The new restraint by the Yankees also shows how the economics of the game have changed, with the luxury tax serving as enough of a deterrent to affect team behavior. The Royals have also shown how building a young team from within can be a successful model. The Yankees have another talented young crop coming in Luis Severino, Aaron Judge, Ian Clarkin, and Gary Sanchez, which could serve as the nucleus of the next great Yankees team. This isn't George's team anymore.

Small market teams can't compete

I think this one has finally died off in recent years, especially now that the Kansas City Royals are the champions of baseball. The Oakland Athletics bucked the trend for several years, but their lack of post-season success was enough ammunition for critics to insist the odds were stacked too far against small market teams. Even Athletics General Manager Billy Beane expressed his frustration with the inequitable treatment.

But with the more recent Collective Bargaining Agreements that allow for more revenue sharing, and more savvy front offices in small market organizations like Minnesota, Tampa Bay, and now Pittsburgh and Kansas City, smaller markets are just as competitive as the big boys. Tampa Bay grabbed the 2009 American League pennant, Pittsburgh has reached three post-seasons in a row, and the Royals followed up their pennant with a championship run. If the Royals can win, anyone can win at this point. It just takes dedicated ownership and a smart General Manager.

Baseball is dying

When you were a kid, baseball was king, enjoying its Golden Age. Now it is dying, needing loud music and gimmicks at ballparks to keep the attention of youths while they instead turn to basketball and football. Baseball is an old white man's game, which means it will soon go the way of the dinosaur. Or so the media would have you believe.

Baseball is enjoying record attendancerecord revenues, and record local TV ratings. Baseball is not the national sport anymore, but that is more due to the rise in popularity of professional football in the 1960s rather than any fault of baseball. Baseball still remains firmly the second-most popular sport in America. The TV ratings for World Series and  All-Star Games may be a concern, but TV ratings are generally down for everything non-football in the age of the 300-channel cable lineup. Baseball continues to dominate local TV ratings in the summer, and cable companies are placing billion-dollar bets on baseball.
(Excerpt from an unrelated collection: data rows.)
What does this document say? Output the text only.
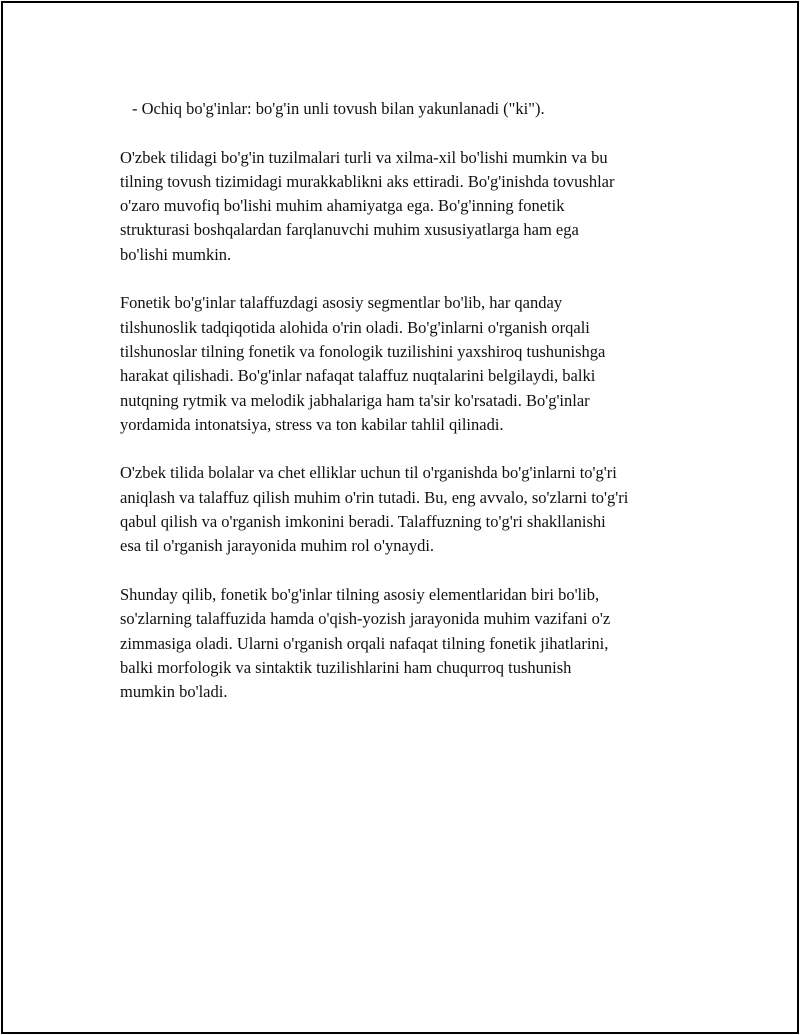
- Ochiq bo'g'inlar: bo'g'in unli tovush bilan yakunlanadi ("ki").

O'zbek tilidagi bo'g'in tuzilmalari turli va xilma-xil bo'lishi mumkin va bu
tilning tovush tizimidagi murakkablikni aks ettiradi. Bo'g'inishda tovushlar
o'zaro muvofiq bo'lishi muhim ahamiyatga ega. Bo'g'inning fonetik
strukturasi boshqalardan farqlanuvchi muhim xususiyatlarga ham ega
bo'lishi mumkin.

Fonetik bo'g'inlar talaffuzdagi asosiy segmentlar bo'lib, har qanday
tilshunoslik tadqiqotida alohida o'rin oladi. Bo'g'inlarni o'rganish orqali
tilshunoslar tilning fonetik va fonologik tuzilishini yaxshiroq tushunishga
harakat qilishadi. Bo'g'inlar nafaqat talaffuz nuqtalarini belgilaydi, balki
nutqning rytmik va melodik jabhalariga ham ta'sir ko'rsatadi. Bo'g'inlar
yordamida intonatsiya, stress va ton kabilar tahlil qilinadi.

O'zbek tilida bolalar va chet elliklar uchun til o'rganishda bo'g'inlarni to'g'ri
aniqlash va talaffuz qilish muhim o'rin tutadi. Bu, eng avvalo, so'zlarni to'g'ri
qabul qilish va o'rganish imkonini beradi. Talaffuzning to'g'ri shakllanishi
esa til o'rganish jarayonida muhim rol o'ynaydi.

Shunday qilib, fonetik bo'g'inlar tilning asosiy elementlaridan biri bo'lib,
so'zlarning talaffuzida hamda o'qish-yozish jarayonida muhim vazifani o'z
zimmasiga oladi. Ularni o'rganish orqali nafaqat tilning fonetik jihatlarini,
balki morfologik va sintaktik tuzilishlarini ham chuqurroq tushunish
mumkin bo'ladi.
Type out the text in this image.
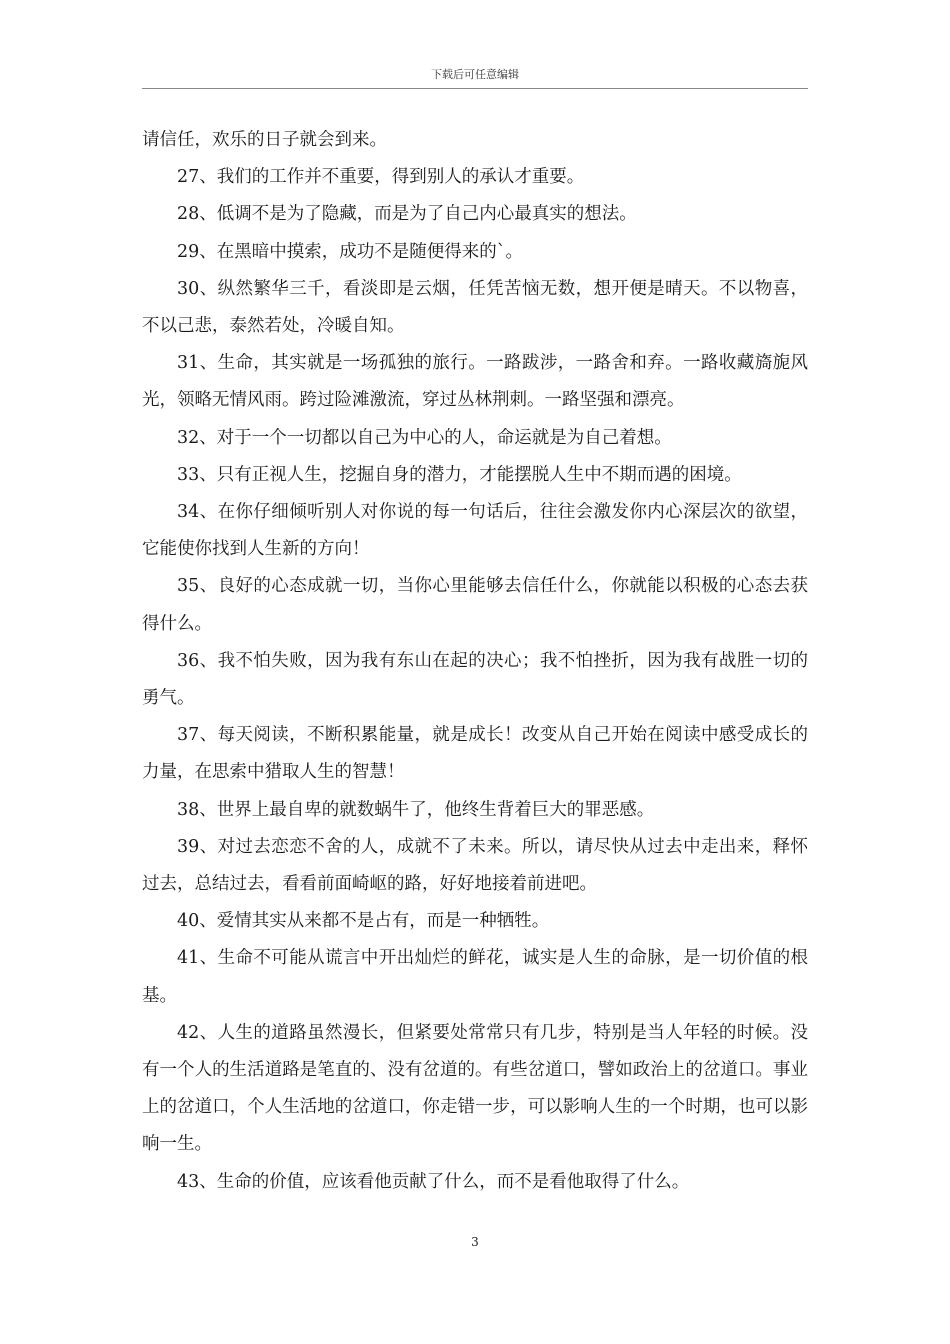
下载后可任意编辑

请信任，欢乐的日子就会到来。

27、我们的工作并不重要，得到别人的承认才重要。

28、低调不是为了隐藏，而是为了自己内心最真实的想法。

29、在黑暗中摸索，成功不是随便得来的`。

30、纵然繁华三千，看淡即是云烟，任凭苦恼无数，想开便是晴天。不以物喜，不以己悲，泰然若处，冷暖自知。

31、生命，其实就是一场孤独的旅行。一路跋涉，一路舍和弃。一路收藏旖旎风光，领略无情风雨。跨过险滩激流，穿过丛林荆刺。一路坚强和漂亮。

32、对于一个一切都以自己为中心的人，命运就是为自己着想。

33、只有正视人生，挖掘自身的潜力，才能摆脱人生中不期而遇的困境。

34、在你仔细倾听别人对你说的每一句话后，往往会激发你内心深层次的欲望，它能使你找到人生新的方向！

35、良好的心态成就一切，当你心里能够去信任什么，你就能以积极的心态去获得什么。

36、我不怕失败，因为我有东山在起的决心；我不怕挫折，因为我有战胜一切的勇气。

37、每天阅读，不断积累能量，就是成长！改变从自己开始在阅读中感受成长的力量，在思索中猎取人生的智慧！

38、世界上最自卑的就数蜗牛了，他终生背着巨大的罪恶感。

39、对过去恋恋不舍的人，成就不了未来。所以，请尽快从过去中走出来，释怀过去，总结过去，看看前面崎岖的路，好好地接着前进吧。

40、爱情其实从来都不是占有，而是一种牺牲。

41、生命不可能从谎言中开出灿烂的鲜花，诚实是人生的命脉，是一切价值的根基。

42、人生的道路虽然漫长，但紧要处常常只有几步，特别是当人年轻的时候。没有一个人的生活道路是笔直的、没有岔道的。有些岔道口，譬如政治上的岔道口。事业上的岔道口，个人生活地的岔道口，你走错一步，可以影响人生的一个时期，也可以影响一生。

43、生命的价值，应该看他贡献了什么，而不是看他取得了什么。

3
Baseball's demographics skew older, but they have always skewed older. Sure, the game could do more to attract young people, women, and minorities, but for the most part the game has never been healthier. Baseball has had over two decades of labor peace, some thrilling post-season games of late, and exciting young marketable players in Bryce Harper, Mike Trout, Andrew McCutchen, and Carlos Correa. There are more reasons than ever to come out to the ballpark, and fans are doing so in droves.